Romantic movement (is)...a group of writers, artists etc. who followed their feelings and emotions rather than logical thought or reason...It first became popular in the late 18th century...(Longman Dictionary of English Language and Culture, 1992).
The destruction of marriage didn't start in the 1990, and neither when divorce was made easier in the middle of the 19th century. It started with Romantic movement which prioritised feelings over common sense as perfectly shown in the first novel of Jane Austen Sense And Sensibility.
As most of you probably know, Sense And Sensibility is a story of two sisters, Elinor and Marianne Dashwood. Marianne is thoroughly romantic in all her notions and has a disregard for prudence and society conventions. She is totally governed by her feelings and passions with a predictable result of falling in love with a handsome cad John Willoughby who jilts her for a wealthier woman. Elinor, on the other hand, practises quite admirable self-control and restraint.
When Dashwoods find themselves in reduced circumstances after the death of their father and have to move, one of their new acquaintances, Colonel Brandon falls in love with Marianne. He is a rich man of an admirable character but Marianne finds the whole idea ridiculous since he is 35 years old and according to her: "...must have long outlived any sensation of that kind." (p.35, Penguin Books, 1994).

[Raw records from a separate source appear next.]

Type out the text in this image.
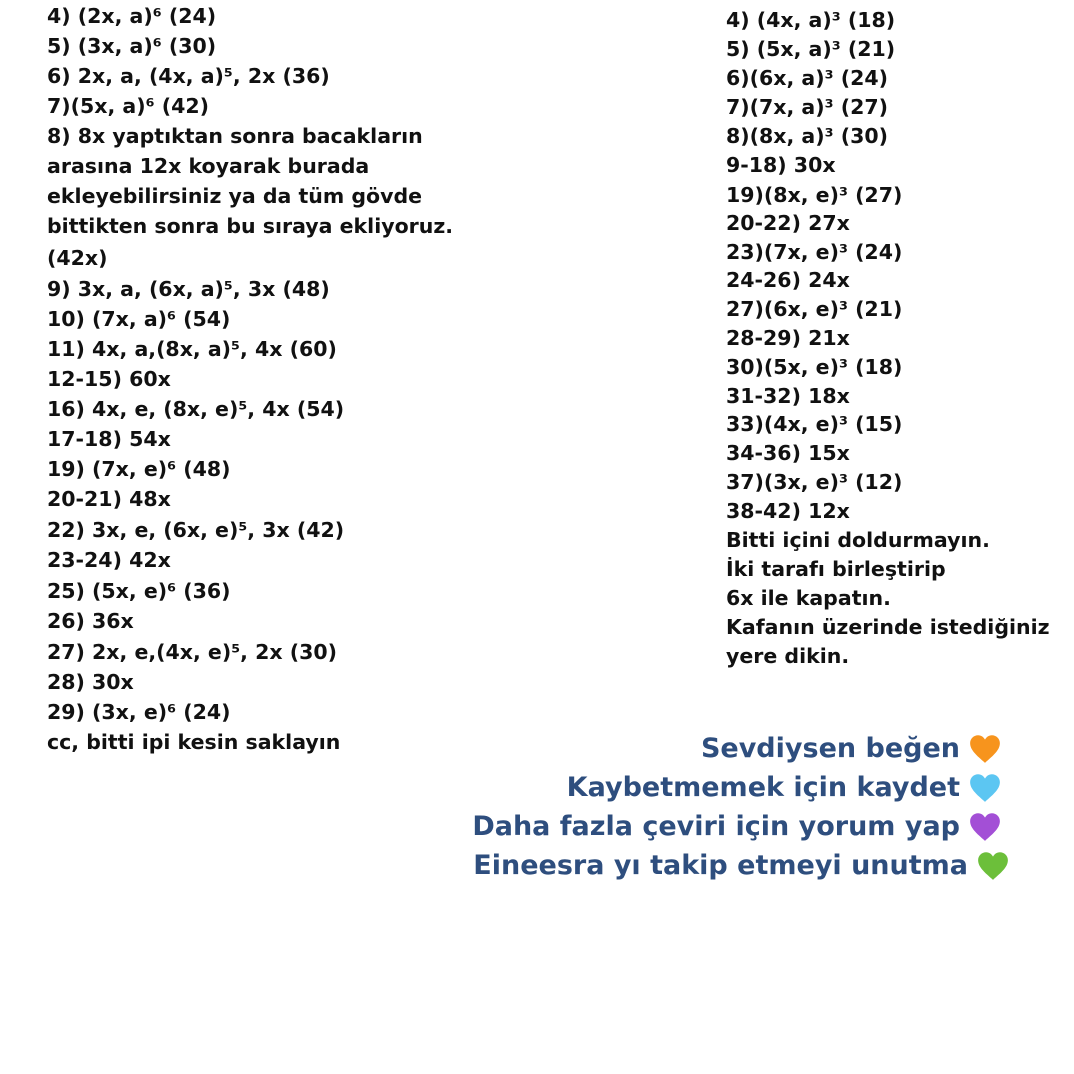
4) (2x, a)⁶ (24)
5) (3x, a)⁶ (30)
6) 2x, a, (4x, a)⁵, 2x (36)
7)(5x, a)⁶ (42)
8) 8x yaptıktan sonra bacakların
arasına 12x koyarak burada
ekleyebilirsiniz ya da tüm gövde
bittikten sonra bu sıraya ekliyoruz.
(42x)
9) 3x, a, (6x, a)⁵, 3x (48)
10) (7x, a)⁶ (54)
11) 4x, a,(8x, a)⁵, 4x (60)
12-15) 60x
16) 4x, e, (8x, e)⁵, 4x (54)
17-18) 54x
19) (7x, e)⁶ (48)
20-21) 48x
22) 3x, e, (6x, e)⁵, 3x (42)
23-24) 42x
25) (5x, e)⁶ (36)
26) 36x
27) 2x, e,(4x, e)⁵, 2x (30)
28) 30x
29) (3x, e)⁶ (24)
cc, bitti ipi kesin saklayın
4) (4x, a)³ (18)
5) (5x, a)³ (21)
6)(6x, a)³ (24)
7)(7x, a)³ (27)
8)(8x, a)³ (30)
9-18) 30x
19)(8x, e)³ (27)
20-22) 27x
23)(7x, e)³ (24)
24-26) 24x
27)(6x, e)³ (21)
28-29) 21x
30)(5x, e)³ (18)
31-32) 18x
33)(4x, e)³ (15)
34-36) 15x
37)(3x, e)³ (12)
38-42) 12x
Bitti içini doldurmayın.
İki tarafı birleştirip
6x ile kapatın.
Kafanın üzerinde istediğiniz
yere dikin.
Sevdiysen beğen
Kaybetmemek için kaydet
Daha fazla çeviri için yorum yap
Eineesra yı takip etmeyi unutma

When Elinor points out that Marianne who is only 17 is probably too young for him, but he could marry a woman of 27, the latter remarks that a woman so advanced in years can't hope to inspire affection in any man but could marry for the financial reason. However, in Marianne's eyes: "...it would be no marriage at all...it would seem only a commercial exchange" (p.36).
In the end of the book, Marianne marries the colonel feeling only friendship and esteem and later learns to love her husband. Their marriage, according to the author, is happy and prosperous and thoroughly refutes the romantic nonsense. This makes the book quite traditional, especially comparing to some of her other stories.
Among other opinions of Marianne was the disapproval of second affections (though her own father had been married two times) and the idea that money is wholly unimportant when one considers getting married. Elinor, on the other hand, is financially prudent. Since Edward (that's the guy she loves, for those who haven't read the book), is dependent on his mother she realises that they can't marry without her agreement and help, despite their mutual affection.
Marianne shows contempt for the rules of decorum by writing to Willoughby, even though they aren't engaged. When her sister points out the impropriety of it, she answers that she felt herself: "... to be as solemnly engaged to him as if the strictest legal covenant had bound us to each other." (p.181); to which Elinor answers: "I can believe it...but unfortunately, he did not feel the same." (idem).
As you can see, romanticism introduced the idea that legal ceremonies and formalities are of no importance, together with any financial issue which may arise and the only thing which makes a marriage valid is feelings. A couple can marry out of convenience, but it's not really marriage at all and similarly, the society conventions should go out of the window when feelings are involved. Nowadays we have couples living together who declare that they feel they are married even as they totally disregard the established way of doing it.
However, if feelings are the only thing which makes a marriage valid, then obviously when one's feelings change, it should be grounds for divorce. So it's probably not surprising that when the romantic ideas became widespread divorce became easier till finally we got a no fault divorce.
Another pernicious idea of the Romantic movement was the existence of a so-called soul mate. I have written about it before, so I won't repeat myself. I wish, however, to point out that since marriage is obviously all about your feelings and finding a perfect soul mate, then why reducing it to the union of one man and one woman? Why, anyone can be a soul mate, can't they? Why not marrying several of your best friends, your sister or your cat?
Since it's all about the soul then apparently the body doesn't matter, the marriage doesn't have to be consummated and two persons who are completely celibate should be still considered legally married to each other. Do we need any other proof that liberalism (of which the Romantic movement was the predecessor) is a modern gnostic cult?